Hare Amulet
Description
Object Label: Living persons wore only one or a few amulets at a time, but mummies usually bear many amulets. The Ma’at amulet (no. 2) and heart scarabs (nos. 1, 3, 11), which occurred in many forms, guaranteed a successful judgment of the dead. The amulets of a hand (no. 8), lungs and a windpipe (no. 12), and wadjet-eyes (i.e., “healthy” eyes; no. 4) protected those parts of the body and also had connotations of resurrection and the unity or integrity of the mummy. The enigmatic aper amulet (no. 13) takes the form of the hieroglyph meaning “to be equipped,” perhaps in reference to the mummy’s preparation. The two crowns (nos. 5, 6) were symbols of power. The Heh insignia (no. 7), like the popular ankh-sign, denoted eternal life. Among the living, the frog (no. 9) and possibly also the hare (no. 10) suggested fertility. The amulets of the Four Sons of Horus (no. 15) perhaps served, as they did with canopic jars, to protect various organs of the body. Caption: Hare Amulet, ca. 664–30 B.C.E.. Faience, 1 1/16 × 1 15/16 × 1 13/16 in. (2.7 × 5 × 4.6 cm). Brooklyn Museum, Gift of Mr. and Mrs. Carl L. Selden through The Roebling Society, 72.38. (Photo: Brooklyn Museum)

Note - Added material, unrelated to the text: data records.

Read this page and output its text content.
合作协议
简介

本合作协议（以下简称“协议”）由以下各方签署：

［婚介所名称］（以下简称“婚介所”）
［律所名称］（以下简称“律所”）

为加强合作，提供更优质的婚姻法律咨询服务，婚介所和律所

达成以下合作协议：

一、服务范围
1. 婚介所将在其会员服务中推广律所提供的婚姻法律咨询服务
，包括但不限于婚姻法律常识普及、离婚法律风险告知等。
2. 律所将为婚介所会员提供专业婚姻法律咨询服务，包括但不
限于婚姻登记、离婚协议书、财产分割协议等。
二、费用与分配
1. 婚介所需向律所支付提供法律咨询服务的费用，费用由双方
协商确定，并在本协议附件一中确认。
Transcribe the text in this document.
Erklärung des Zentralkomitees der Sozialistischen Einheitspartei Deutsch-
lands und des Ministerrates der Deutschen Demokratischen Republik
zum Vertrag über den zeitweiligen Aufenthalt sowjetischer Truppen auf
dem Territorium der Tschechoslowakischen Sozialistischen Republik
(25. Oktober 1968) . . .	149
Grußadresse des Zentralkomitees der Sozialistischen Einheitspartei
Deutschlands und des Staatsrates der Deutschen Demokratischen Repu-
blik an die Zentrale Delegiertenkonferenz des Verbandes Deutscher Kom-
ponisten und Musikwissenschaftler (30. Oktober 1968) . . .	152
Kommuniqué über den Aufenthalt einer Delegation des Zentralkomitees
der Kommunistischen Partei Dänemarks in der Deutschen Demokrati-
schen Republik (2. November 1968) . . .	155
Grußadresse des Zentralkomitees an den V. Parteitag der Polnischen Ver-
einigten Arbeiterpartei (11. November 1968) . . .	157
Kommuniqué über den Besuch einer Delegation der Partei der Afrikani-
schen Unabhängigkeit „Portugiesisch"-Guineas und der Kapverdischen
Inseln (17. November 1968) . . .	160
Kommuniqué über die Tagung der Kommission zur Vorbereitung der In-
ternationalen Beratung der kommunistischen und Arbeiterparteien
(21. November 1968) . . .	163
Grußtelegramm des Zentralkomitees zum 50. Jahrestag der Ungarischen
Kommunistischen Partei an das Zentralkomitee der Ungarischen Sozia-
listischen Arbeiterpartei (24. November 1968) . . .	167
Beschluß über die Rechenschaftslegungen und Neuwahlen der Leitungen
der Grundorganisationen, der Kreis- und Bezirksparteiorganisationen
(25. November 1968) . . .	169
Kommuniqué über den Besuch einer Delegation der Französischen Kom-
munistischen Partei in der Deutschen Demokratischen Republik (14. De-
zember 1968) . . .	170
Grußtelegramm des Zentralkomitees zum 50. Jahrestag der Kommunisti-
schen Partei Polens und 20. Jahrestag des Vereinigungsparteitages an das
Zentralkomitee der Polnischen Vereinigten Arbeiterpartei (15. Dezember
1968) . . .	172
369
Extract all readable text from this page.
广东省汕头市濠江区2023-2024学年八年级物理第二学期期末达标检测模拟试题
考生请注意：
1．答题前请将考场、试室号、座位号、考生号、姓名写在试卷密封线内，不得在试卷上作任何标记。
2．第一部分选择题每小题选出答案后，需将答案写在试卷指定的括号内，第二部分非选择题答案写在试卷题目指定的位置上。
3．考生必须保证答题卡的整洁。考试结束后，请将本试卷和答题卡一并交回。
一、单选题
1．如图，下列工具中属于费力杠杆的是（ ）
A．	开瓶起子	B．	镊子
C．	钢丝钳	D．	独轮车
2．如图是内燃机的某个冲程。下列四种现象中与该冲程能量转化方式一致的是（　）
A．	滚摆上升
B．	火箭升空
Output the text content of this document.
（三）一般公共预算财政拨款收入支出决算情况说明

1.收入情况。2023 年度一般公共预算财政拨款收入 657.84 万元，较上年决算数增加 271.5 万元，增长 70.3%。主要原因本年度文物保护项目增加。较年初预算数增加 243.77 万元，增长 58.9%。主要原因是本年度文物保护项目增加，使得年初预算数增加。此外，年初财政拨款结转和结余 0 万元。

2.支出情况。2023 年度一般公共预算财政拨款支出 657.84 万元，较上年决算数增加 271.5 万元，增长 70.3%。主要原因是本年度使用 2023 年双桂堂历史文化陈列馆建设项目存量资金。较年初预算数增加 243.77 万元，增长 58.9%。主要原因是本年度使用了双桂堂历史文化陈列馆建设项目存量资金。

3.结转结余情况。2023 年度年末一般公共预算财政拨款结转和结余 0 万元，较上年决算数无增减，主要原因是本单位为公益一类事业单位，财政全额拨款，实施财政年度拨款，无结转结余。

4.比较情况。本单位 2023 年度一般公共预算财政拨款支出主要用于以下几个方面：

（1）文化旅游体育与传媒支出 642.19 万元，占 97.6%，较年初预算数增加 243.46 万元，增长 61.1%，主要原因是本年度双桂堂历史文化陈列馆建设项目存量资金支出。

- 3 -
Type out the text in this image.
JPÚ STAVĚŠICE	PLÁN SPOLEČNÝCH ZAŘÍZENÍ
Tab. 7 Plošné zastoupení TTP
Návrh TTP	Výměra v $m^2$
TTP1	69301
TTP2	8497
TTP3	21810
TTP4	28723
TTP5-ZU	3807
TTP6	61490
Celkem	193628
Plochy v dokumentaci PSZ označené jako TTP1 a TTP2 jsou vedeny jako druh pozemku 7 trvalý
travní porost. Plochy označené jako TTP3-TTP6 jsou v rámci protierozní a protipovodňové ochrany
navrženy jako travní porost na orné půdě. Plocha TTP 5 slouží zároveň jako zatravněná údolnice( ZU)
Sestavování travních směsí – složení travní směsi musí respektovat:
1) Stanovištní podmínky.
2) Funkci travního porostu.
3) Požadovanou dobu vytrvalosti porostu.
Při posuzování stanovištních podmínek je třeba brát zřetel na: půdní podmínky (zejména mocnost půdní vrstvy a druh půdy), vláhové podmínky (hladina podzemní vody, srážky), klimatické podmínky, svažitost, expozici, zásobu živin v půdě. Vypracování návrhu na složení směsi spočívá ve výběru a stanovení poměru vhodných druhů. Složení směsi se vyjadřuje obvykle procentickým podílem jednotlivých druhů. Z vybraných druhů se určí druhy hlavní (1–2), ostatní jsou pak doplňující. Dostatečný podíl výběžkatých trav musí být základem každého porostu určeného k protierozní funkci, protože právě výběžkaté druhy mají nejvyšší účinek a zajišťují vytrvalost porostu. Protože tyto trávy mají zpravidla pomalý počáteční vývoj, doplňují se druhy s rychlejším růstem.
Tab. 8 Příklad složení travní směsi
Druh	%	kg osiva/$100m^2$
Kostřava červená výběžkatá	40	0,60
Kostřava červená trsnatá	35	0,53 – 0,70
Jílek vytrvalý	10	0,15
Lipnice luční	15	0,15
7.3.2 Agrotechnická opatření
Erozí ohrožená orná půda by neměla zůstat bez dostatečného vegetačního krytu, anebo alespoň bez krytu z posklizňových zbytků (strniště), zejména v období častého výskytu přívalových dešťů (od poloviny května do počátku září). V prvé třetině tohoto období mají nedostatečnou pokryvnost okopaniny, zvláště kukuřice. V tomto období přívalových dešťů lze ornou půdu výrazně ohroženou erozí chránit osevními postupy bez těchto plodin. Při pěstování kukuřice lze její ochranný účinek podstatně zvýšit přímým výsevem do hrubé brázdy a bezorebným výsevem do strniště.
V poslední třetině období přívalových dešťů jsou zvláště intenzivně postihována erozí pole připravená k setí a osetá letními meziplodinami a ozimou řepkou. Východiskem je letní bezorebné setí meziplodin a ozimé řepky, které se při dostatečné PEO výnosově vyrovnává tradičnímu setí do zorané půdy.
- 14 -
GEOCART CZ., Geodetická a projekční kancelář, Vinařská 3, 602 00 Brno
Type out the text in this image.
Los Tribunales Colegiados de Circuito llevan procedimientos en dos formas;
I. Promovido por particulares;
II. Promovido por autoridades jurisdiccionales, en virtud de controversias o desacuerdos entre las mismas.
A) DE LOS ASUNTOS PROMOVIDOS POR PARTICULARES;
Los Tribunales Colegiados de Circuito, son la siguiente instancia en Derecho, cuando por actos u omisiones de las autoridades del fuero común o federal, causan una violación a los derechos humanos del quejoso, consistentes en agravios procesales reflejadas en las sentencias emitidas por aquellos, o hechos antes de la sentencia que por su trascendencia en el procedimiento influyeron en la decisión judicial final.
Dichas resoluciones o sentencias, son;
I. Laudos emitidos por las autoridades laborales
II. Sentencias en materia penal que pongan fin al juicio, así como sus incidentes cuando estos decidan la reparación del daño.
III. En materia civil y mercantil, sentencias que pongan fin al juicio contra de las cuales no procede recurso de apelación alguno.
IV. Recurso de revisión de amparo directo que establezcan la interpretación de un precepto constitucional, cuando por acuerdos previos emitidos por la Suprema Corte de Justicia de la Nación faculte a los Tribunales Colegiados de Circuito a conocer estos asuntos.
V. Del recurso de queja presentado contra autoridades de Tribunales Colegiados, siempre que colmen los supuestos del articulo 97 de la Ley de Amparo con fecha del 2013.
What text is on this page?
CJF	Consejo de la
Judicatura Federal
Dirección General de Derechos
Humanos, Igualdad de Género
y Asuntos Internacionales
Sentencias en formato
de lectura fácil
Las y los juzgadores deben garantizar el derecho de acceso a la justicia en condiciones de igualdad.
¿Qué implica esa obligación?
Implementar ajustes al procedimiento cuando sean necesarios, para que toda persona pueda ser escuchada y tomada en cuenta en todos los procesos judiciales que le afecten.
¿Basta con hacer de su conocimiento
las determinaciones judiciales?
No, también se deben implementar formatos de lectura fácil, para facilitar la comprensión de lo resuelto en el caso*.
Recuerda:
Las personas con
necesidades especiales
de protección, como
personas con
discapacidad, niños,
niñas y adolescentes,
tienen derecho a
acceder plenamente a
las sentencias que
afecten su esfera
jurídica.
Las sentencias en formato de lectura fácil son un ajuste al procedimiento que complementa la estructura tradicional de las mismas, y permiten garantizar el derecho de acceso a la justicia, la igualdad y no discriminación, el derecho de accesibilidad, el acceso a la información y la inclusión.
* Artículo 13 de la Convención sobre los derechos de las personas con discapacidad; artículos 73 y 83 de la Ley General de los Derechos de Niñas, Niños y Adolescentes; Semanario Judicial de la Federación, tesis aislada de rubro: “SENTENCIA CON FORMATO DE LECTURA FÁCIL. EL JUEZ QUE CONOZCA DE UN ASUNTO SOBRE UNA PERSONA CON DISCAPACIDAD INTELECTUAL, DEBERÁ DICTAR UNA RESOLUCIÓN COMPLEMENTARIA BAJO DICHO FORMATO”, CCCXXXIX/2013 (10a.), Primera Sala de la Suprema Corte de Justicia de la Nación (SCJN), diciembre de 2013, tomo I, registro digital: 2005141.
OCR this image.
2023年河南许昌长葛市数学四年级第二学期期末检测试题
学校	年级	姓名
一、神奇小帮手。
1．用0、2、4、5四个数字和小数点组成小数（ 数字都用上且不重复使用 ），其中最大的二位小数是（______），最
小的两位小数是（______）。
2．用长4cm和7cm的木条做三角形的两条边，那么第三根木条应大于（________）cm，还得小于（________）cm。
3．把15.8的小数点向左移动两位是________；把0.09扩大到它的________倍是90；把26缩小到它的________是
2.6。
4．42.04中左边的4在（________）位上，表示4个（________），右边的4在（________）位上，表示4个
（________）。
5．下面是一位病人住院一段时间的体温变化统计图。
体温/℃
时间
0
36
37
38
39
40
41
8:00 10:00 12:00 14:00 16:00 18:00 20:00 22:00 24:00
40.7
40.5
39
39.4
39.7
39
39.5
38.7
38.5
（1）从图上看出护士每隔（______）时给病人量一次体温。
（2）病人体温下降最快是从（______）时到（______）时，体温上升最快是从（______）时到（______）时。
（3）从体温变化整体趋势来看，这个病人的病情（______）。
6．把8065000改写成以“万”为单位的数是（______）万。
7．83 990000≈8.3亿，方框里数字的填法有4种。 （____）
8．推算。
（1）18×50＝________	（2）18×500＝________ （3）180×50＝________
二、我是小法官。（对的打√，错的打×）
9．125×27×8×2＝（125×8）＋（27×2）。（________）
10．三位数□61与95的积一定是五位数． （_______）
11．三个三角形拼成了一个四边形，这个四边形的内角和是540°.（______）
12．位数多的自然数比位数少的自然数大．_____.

AI image analysis GPT-4o-2024-08-06
Machine-generated from the object's image on May 2026. Not curatorial; treat deities, names, and signs below as the model's best reading, not authority.
An ancient Egyptian amulet depicting a sphinx or lion with wings.
The artifact is a small statuette portraying a winged sphinx or lion, typically associated with protection in Egyptian culture. The style reflects a blend of animal characteristics with supernatural elements, common in religious or protective contexts. The figure is crafted from a material resembling glazed faience or stone with visible wear.
Cross-references (2)
- BKM-Accession 72.38 tier-2
- BKM-Object 98589 tier-2
About this record's data
- From the source institution — accession, description, dimensions, and dating are as catalogued by Brooklyn Museum — Egyptian, Classical, Ancient Near Eastern Art.
- AI-inferred — the image-analysis panel (deities, names, signs) is machine-generated and may be wrong.
- Approximate location — most map points are plotted at the site centroid, not the exact findspot.
- Inferred links — cross-references marked with a match method other than explicit-source-field were matched by us, not stated by the source.